Itachi, sempre con il gomito appoggiato, si portò una mano davanti alle labbra scrutando fuori dalla piccola finestra che dava sul giardino.
Sasuke lo aveva spiato, nascosto nell'ombra come un qualsiasi colpevole.
Lo sapeva.
Lo sapeva e gli faceva piacere che il fratello lo guardasse con desiderio.
Era anche per questo che sentiva di crollare... probabilmente però, travolto dalle sue stesse sensazioni, Sasuke non si era reso conto dell'eccitazione  che a sua volta Itachi aveva provato per lui... un altro segreto da tenere rinchiuso nei suoi silenzi sofferti.
Attrazione e solitudine, due cose che entrambi avevano in comune... oltre al fatto che si consideravano entrambi vittime di un sentimento sbagliato... sbagliato ma bellissimo.




Sproloqui di una zucca (sì, ormai l'ho adottata come frase must!

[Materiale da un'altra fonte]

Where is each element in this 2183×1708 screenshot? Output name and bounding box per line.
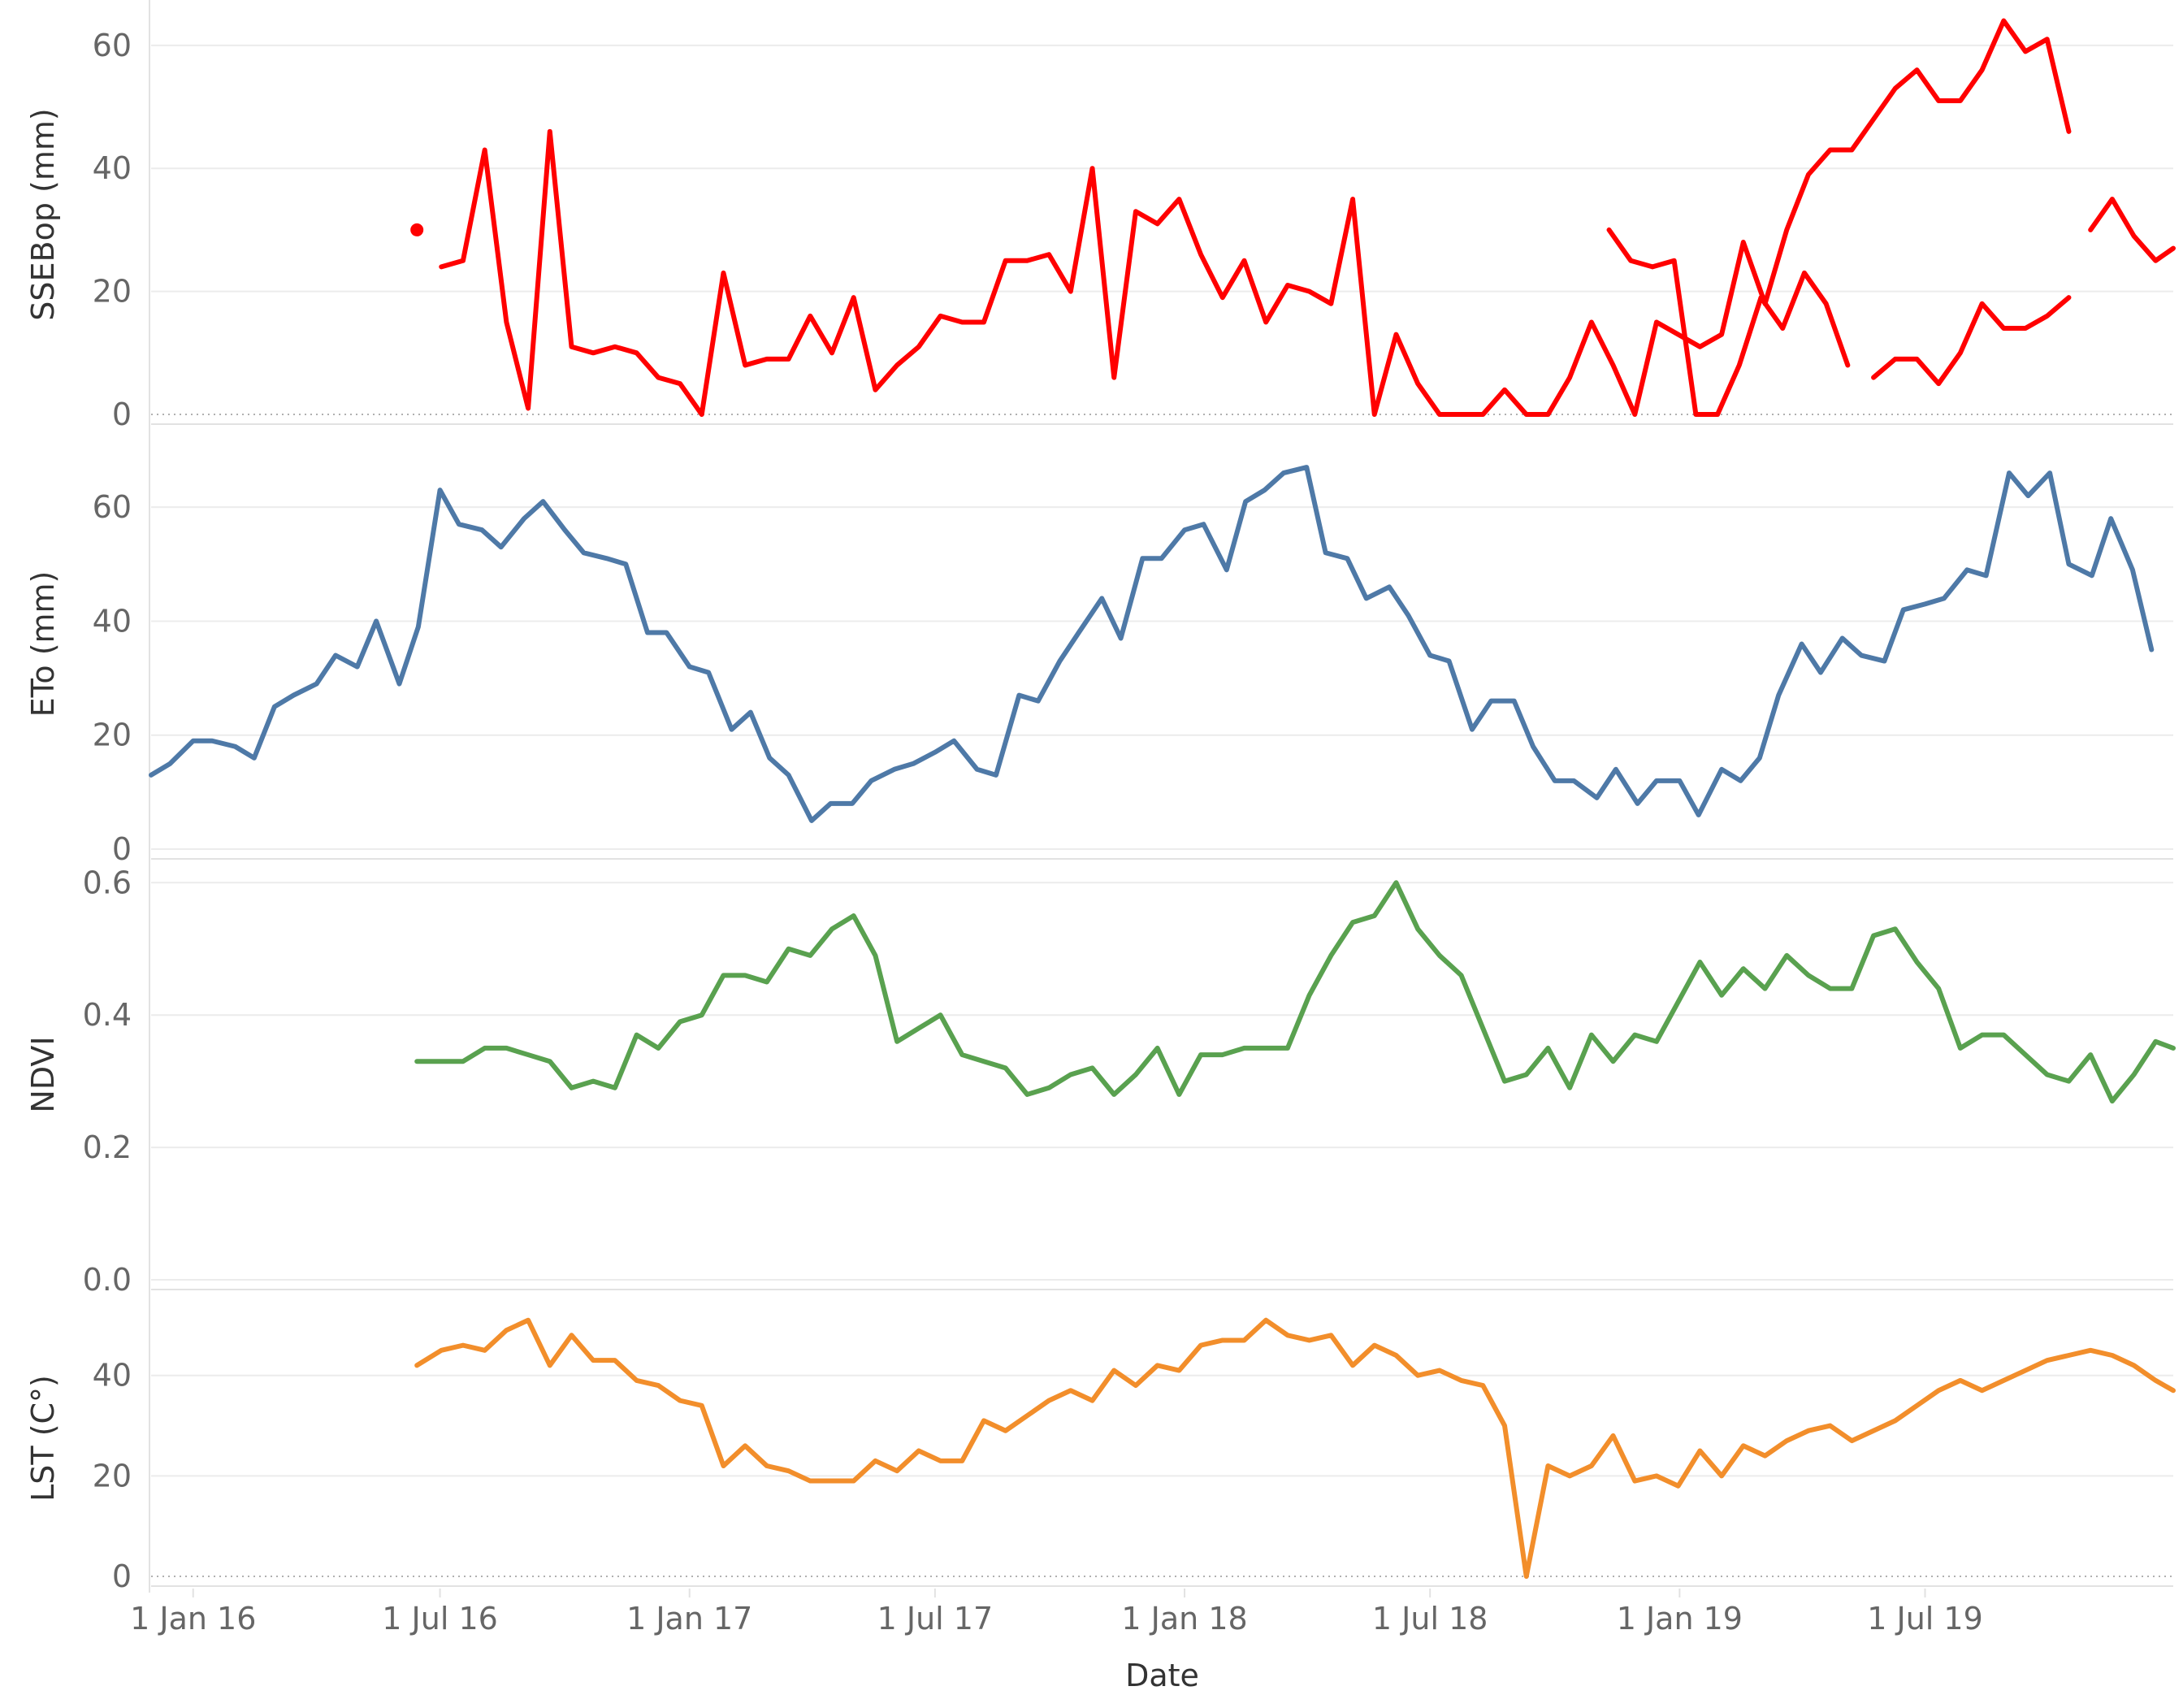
ssebop-series-line-2 <box>1606 227 1851 417</box>
eto-series-line <box>149 465 2155 823</box>
eto-y-tick-label: 40 <box>93 603 132 639</box>
ndvi-y-axis-title: NDVI <box>25 1036 61 1112</box>
x-tick-label: 1 Jan 16 <box>130 1601 256 1636</box>
x-tick-label: 1 Jul 19 <box>1867 1601 1983 1636</box>
ssebop-series-line-3 <box>1871 295 2072 387</box>
ssebop-y-tick-label: 0 <box>112 397 132 432</box>
ssebop-y-tick-label: 40 <box>93 150 132 186</box>
x-tick-label: 1 Jan 18 <box>1121 1601 1247 1636</box>
ssebop-y-tick-label: 20 <box>93 274 132 310</box>
lst-y-tick-label: 20 <box>93 1458 132 1493</box>
ndvi-y-tick-label: 0.0 <box>83 1262 132 1298</box>
ssebop-point <box>410 223 424 236</box>
x-tick-label: 1 Jul 17 <box>877 1601 994 1636</box>
x-tick-label: 1 Jan 17 <box>626 1601 752 1636</box>
lst-y-tick-label: 0 <box>112 1558 132 1594</box>
ndvi-y-tick-label: 0.4 <box>83 997 132 1033</box>
x-tick-label: 1 Jan 19 <box>1617 1601 1743 1636</box>
ssebop-y-tick-label: 60 <box>93 28 132 63</box>
eto-y-tick-label: 20 <box>93 717 132 753</box>
lst-y-axis-title: LST (C°) <box>25 1375 61 1502</box>
x-tick-label: 1 Jul 16 <box>382 1601 498 1636</box>
eto-y-tick-label: 0 <box>112 831 132 867</box>
x-tick-label: 1 Jul 18 <box>1372 1601 1488 1636</box>
ndvi-y-tick-label: 0.6 <box>83 865 132 900</box>
eto-y-axis-title: ETo (mm) <box>25 571 61 717</box>
ssebop-y-axis-title: SSEBop (mm) <box>25 108 61 320</box>
ssebop-series-line-4 <box>2088 197 2176 263</box>
lst-y-tick-label: 40 <box>93 1358 132 1394</box>
lst-series-line <box>414 1317 2176 1579</box>
ssebop-series-line <box>439 18 2072 417</box>
eto-y-tick-label: 60 <box>93 489 132 525</box>
ndvi-series-line <box>414 880 2176 1104</box>
x-axis-title: Date <box>1125 1658 1199 1693</box>
ndvi-y-tick-label: 0.2 <box>83 1129 132 1165</box>
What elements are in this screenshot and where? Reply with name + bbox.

XD)
        

Itachi, c'é poco da fare, è l'erotismo personificato. E' sensuale e ultraterreno ma allo stesso tempo anche fragile.

A modo suo Sasuke è un po' dipendente dal fratello maggiore e secondo me, se non fosse successo nulla al clan, avrebbe continuato ad esserlo anche in futuro.
Soffrendo perché lo vede irraggiungibile, lui che cerca sempre orgogliosamente di primeggiare.
Su queste considerazioni ho basato la one-shot, giocando anche un po' sui doppi sensi perché fa sempre bene.. eh-eh *faccia maniaca*
Grazie per aver letto e per tutti coloro che, spinti da spirito caritatevole, recensiranno o metteranno questa fiction tra i preferiti.




*PS: mi sono presa la libertà di tradurre il testo, a modo mio, per quanti non abbiano troppa dimestichezza con l'inglese.

Splendi su di te, diamante folle.

Ricordi quando eri giovane, splendevi come il sole.
Splendi su di te, diamante folle.
Ora c'é un'espressione nei tuoi occhi, simile a buchi neri nel cielo.
Splendi su di te, diamante folle.
Sei stato preso nel fuoco incrociato di infanzia e celebrità,
Soffiato via dalla brezza d'acciaio.
Vieni oggetto di risate lontane,
vieni sconosciuto, leggenda, martire, e brilla!